Unicorn Library: Text Segmentation

Unicode library for C++ by Ross Smith

This module contains classes and functions for breaking text up into characters, words, sentences, lines, and paragraphs. Most of the rules followed here are defined in Unicode Standard Annex 29: Unicode Text Segmentation.

All of the iterators defined here dereference to a substring represented by a pair of UTF iterators, bracketing the text segment of interest. As usual, the u_str() function can be used to copy the actual substring if this is needed.

Contents

Grapheme cluster boundaries

A forward iterator over the grapheme clusters (user-perceived characters) in a Unicode string.

Word boundaries

A forward iterator over the words in a Unicode string. By default, all segments identified as "words" by the UAX29 algorithm are returned; this will include whitespace between words, punctuation marks, etc. Flags can be used to select only words containing at least one non-whitespace character, or only words containing at least one alphanumeric character.

Flag Description
unicode_words Report all UAX29 words (default)
graphic_words Report only words containing a non-whitespace character
alpha_words Report only words containing an alphanumeric character

Sentence boundaries

A forward iterator over the sentences in a Unicode string (as defined by UAX29).

Line boundaries

A forward iterator over the lines in a Unicode string. Lines are ended by any character with the line break property. Multiple consecutive line break characters are treated as separate lines; except that CR+LF is treated as a single line break. By default, the segment identified by the dereferenced iterator includes the terminating line break; if the strip_breaks flag is set, the line break is excluded from the segment.

Flag Description
keep_breaks Include line terminators in reported segments (default)
strip_breaks Do not include line terminators

Paragraph boundaries

A forward iterator over the paragraphs in a Unicode string. The flags passed to the constructor determine how paragraphs are identified. By default, any sequence of two or more line breaks ends a paragraph (as usual, CR+LF counts as a single line break); the line_paras flag causes every line break to be interpreted as a paragraph break, while unicode_paras restricts paragraph breaks to the Unicode paragraph separator character (U+2029).
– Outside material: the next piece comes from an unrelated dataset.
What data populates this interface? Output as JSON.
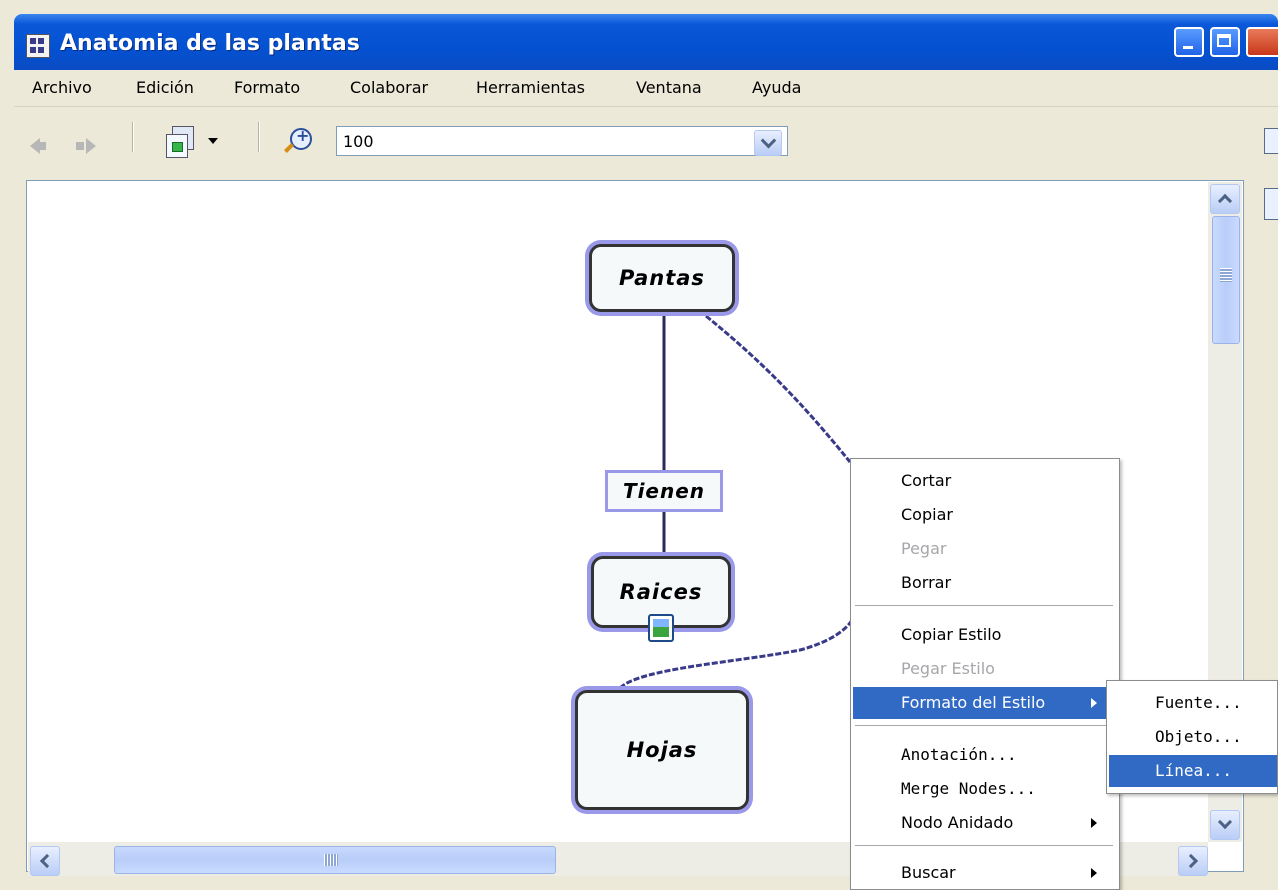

The strip_breaks flag works the same way as in LineIterator, skipping the paragraph delimiters.

Flag Description
multiline_paras Divide into paragraphs using multiple line breaks (default)
line_paras Divide into paragraphs using any line break
unicode_paras Divide into paragraphs using only Paragraph Separator
keep_breaks Include paragraph terminators in reported segments (default)
strip_breaks Do not include paragraph terminators